Dig 2021: #3 Surveying
Our borrowed Theodolite from Neil Kermode. John Rae would have thoroughly approved of this marvelous piece of surveying equipment!
Here we have seventeen-year-old Duncan McNeish being trained in its use by Paul Johnson, our Cultural Heritage Professional. Duncan’s interest in the whole project has increased with this brilliant training experience.
This is today’s exciting progress on the excavations, overseen by Paul. Gradually we are revealing last year’s levels. The rubble layer in front of the covered steps lies directly on the fill of the dry moat. You can see it going deeper towards the drain, which was placed within it.
Now we have to establish the relationship of the step feature to the original moat. This might throw up some surprises.
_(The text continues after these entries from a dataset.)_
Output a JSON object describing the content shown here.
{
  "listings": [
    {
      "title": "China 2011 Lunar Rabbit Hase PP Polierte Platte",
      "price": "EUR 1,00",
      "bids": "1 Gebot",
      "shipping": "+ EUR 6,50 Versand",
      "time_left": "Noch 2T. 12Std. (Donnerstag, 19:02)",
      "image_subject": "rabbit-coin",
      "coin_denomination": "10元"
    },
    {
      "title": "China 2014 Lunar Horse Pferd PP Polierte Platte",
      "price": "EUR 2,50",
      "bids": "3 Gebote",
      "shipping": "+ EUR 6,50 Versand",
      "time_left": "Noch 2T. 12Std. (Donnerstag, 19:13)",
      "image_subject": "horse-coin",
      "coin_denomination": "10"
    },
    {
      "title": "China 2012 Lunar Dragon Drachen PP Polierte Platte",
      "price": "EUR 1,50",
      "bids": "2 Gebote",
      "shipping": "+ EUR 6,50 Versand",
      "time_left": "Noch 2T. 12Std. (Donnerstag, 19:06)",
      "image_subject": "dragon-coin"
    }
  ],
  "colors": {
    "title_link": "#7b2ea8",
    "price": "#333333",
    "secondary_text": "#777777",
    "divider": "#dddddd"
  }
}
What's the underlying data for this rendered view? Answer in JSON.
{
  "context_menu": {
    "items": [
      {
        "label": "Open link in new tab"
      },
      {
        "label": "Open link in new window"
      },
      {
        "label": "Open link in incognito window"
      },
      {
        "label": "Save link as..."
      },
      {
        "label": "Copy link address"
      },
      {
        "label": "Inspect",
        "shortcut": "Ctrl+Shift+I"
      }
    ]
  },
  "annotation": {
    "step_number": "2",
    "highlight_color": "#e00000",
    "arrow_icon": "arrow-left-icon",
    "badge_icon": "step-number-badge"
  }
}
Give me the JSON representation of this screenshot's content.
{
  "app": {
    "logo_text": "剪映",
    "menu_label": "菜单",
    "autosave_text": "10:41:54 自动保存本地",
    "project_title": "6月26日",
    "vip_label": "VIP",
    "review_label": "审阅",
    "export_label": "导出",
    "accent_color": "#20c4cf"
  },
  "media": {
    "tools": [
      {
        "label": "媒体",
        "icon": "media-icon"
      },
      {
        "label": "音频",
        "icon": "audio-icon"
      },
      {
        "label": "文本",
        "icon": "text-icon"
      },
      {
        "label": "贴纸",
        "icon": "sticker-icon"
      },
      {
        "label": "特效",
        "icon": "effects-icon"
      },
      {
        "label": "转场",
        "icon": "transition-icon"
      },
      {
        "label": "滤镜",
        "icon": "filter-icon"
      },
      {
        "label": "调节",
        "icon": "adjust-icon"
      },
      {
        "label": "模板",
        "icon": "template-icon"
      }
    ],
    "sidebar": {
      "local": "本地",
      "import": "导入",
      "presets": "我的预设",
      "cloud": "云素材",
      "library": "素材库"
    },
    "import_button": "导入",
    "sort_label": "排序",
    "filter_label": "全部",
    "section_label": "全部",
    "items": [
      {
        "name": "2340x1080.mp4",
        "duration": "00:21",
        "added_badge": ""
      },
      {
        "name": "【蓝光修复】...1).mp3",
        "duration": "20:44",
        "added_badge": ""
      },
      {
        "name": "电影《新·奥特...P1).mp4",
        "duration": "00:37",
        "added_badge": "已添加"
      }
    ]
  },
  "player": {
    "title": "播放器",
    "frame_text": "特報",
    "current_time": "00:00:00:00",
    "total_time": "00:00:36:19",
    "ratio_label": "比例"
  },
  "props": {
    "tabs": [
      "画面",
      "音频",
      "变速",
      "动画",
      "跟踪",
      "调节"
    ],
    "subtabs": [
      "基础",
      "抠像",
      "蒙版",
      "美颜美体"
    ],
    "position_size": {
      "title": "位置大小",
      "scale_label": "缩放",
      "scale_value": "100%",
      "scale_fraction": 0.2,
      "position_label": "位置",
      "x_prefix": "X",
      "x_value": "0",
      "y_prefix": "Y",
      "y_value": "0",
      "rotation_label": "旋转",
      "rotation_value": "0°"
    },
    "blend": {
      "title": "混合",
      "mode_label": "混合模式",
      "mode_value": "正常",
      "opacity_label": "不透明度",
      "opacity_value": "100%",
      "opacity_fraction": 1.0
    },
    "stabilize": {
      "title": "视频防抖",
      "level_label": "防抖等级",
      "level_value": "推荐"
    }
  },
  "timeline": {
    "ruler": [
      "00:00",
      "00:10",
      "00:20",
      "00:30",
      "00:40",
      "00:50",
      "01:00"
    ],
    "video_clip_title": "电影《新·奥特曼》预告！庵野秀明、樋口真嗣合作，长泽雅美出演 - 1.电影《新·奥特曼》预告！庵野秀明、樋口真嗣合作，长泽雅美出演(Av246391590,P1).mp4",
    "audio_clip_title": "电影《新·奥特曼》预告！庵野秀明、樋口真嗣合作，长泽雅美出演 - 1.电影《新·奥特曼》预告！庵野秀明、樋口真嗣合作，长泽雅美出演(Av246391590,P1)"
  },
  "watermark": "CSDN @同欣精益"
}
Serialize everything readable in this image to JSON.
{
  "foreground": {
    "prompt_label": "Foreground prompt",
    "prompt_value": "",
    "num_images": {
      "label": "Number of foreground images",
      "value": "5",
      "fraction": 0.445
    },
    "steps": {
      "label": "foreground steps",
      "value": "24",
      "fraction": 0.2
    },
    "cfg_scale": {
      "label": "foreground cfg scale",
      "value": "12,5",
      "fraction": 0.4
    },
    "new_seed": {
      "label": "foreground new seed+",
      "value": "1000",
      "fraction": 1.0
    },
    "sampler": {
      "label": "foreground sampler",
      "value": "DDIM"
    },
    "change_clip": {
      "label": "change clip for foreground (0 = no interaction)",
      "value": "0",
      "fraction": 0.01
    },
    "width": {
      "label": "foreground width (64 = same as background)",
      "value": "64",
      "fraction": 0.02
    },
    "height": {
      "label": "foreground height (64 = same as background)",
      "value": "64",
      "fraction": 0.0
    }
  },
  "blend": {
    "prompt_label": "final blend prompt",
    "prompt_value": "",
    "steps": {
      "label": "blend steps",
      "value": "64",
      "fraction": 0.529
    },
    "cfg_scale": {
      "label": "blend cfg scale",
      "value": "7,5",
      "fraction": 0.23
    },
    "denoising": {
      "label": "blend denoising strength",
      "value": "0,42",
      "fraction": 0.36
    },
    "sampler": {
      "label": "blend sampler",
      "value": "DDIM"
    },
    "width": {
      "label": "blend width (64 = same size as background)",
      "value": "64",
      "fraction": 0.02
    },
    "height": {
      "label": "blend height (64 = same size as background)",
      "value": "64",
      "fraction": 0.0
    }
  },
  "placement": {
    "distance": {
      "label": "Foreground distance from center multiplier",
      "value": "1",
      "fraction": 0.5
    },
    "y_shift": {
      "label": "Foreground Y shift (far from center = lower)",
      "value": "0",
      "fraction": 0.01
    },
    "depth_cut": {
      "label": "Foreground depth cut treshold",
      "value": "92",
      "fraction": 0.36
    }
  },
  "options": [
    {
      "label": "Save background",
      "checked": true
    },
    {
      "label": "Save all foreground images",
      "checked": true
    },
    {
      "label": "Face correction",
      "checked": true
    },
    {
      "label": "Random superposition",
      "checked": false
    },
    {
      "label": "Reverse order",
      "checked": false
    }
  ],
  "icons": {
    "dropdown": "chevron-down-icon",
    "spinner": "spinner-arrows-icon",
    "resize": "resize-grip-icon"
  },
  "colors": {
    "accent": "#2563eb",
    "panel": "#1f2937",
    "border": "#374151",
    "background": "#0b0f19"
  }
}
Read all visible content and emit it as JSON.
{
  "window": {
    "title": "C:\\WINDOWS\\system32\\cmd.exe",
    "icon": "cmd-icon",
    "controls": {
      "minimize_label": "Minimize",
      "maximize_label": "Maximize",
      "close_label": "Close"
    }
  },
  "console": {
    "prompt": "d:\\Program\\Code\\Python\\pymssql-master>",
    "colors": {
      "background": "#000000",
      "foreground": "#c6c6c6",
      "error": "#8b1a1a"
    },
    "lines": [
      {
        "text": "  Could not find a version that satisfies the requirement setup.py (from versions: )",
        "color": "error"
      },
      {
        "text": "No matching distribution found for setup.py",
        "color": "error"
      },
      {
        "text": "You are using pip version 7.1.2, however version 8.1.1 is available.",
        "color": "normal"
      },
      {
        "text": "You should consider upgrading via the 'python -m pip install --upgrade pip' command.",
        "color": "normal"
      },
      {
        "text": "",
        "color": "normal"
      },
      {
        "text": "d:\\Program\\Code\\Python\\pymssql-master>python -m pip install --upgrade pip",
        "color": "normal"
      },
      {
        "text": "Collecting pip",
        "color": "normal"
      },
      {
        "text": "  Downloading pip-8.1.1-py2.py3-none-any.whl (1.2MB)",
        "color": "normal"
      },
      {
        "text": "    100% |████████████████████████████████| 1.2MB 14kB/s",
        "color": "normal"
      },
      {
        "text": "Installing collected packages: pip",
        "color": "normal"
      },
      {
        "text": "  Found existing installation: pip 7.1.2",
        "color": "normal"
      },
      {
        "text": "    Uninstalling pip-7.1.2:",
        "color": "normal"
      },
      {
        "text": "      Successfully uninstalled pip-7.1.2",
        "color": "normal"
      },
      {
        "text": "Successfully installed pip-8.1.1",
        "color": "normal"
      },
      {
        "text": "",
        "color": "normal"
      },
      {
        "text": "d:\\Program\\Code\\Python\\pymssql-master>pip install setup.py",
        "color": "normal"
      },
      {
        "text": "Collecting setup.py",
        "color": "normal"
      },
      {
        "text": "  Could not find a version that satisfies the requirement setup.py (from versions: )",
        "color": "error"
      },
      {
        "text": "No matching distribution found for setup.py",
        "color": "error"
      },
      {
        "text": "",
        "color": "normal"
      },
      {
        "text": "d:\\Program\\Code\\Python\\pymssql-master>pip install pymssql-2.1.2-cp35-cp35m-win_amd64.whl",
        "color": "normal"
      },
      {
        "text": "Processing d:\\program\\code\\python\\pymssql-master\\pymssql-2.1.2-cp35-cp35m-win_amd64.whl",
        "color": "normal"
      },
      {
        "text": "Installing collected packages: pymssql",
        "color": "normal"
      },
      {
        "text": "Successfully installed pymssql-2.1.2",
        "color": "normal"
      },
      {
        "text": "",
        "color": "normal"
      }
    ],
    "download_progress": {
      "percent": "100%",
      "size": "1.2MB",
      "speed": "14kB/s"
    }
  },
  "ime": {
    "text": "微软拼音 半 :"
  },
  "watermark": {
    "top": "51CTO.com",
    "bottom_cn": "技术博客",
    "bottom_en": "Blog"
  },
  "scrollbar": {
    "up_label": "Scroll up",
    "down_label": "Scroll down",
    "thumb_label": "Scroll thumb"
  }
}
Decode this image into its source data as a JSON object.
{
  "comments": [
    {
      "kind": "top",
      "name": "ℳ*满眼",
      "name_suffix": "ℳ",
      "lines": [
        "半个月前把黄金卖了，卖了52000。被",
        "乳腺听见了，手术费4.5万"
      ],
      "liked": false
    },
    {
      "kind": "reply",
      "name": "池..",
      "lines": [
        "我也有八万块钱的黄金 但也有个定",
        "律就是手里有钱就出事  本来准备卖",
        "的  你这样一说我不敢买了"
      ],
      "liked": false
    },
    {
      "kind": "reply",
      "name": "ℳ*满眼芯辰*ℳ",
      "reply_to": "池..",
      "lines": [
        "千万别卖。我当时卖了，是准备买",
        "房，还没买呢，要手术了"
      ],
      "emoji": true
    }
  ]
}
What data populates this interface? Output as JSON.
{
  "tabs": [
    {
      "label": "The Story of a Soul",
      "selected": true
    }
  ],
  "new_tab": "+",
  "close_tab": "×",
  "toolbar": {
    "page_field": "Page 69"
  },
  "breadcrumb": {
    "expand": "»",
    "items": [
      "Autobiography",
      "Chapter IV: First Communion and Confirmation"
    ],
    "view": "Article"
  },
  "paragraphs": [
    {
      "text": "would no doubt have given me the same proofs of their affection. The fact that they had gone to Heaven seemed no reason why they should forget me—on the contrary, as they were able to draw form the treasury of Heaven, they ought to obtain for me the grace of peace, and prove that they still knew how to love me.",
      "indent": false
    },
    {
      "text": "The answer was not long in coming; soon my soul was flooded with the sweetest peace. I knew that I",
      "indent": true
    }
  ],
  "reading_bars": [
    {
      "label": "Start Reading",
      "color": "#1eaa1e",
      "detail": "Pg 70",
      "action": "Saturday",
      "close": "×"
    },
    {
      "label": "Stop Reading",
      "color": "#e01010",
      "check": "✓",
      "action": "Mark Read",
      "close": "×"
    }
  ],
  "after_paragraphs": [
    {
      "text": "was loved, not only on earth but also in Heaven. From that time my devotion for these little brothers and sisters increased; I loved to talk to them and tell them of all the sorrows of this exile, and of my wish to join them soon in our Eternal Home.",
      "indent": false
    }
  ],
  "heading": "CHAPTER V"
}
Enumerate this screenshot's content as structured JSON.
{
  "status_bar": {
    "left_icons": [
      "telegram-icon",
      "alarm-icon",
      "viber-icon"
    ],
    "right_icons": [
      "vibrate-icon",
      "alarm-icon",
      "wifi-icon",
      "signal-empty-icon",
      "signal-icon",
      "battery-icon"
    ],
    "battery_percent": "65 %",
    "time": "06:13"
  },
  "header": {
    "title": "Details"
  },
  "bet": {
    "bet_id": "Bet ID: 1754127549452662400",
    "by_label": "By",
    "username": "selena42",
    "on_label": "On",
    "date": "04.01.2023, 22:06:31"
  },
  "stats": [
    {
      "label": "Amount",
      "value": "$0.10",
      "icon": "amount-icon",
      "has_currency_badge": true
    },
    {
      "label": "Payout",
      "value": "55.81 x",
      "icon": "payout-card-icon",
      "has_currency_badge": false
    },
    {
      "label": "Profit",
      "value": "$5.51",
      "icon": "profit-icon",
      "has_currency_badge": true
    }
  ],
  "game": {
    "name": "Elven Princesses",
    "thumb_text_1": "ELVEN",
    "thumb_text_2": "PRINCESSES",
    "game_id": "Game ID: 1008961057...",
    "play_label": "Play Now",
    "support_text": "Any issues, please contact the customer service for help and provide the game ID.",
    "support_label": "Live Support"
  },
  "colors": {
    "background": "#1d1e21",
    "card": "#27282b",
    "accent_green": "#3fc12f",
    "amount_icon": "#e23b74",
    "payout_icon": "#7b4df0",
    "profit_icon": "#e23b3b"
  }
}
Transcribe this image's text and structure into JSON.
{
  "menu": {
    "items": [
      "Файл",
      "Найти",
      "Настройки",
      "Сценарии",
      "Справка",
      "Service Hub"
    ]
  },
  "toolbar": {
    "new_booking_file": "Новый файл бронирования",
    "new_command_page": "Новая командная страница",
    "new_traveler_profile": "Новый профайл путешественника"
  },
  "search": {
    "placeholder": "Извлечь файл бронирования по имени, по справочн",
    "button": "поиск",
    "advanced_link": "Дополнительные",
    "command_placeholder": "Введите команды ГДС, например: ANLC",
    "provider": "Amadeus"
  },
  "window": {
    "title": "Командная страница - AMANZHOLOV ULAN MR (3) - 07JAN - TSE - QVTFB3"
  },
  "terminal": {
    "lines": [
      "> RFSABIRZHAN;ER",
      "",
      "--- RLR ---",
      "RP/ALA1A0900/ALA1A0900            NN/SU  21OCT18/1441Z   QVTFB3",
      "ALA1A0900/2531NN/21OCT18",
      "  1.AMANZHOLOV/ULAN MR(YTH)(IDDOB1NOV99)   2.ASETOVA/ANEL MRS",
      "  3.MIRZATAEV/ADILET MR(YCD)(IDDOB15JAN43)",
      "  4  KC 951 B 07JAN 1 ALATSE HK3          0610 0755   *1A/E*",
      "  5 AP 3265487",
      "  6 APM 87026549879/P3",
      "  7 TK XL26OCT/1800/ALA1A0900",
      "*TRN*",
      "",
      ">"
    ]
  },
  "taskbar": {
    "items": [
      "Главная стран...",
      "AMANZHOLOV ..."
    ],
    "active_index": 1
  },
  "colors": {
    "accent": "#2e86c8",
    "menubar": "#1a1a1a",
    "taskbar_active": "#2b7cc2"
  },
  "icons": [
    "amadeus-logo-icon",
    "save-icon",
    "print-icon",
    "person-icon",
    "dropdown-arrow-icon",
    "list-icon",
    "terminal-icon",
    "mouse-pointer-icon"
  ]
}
This photo shows part of the moat’s edge. It was filled in and the grass growing on the ‘moat’ banks was preserved here for you to see. This was a wonderful discovery! It looked so fresh, but was probably buried in the 1850’s. We can follow this down to reveal the profile of the moat bank. Now we know it was a nice grassy slope, where sheep may have safely grazed.
Andrew using the Norwegian krafse. A marvelous archaeological tool sourced for us by an Oslo JRS member.
Photos by Duncan McNeish and Sue Dyke.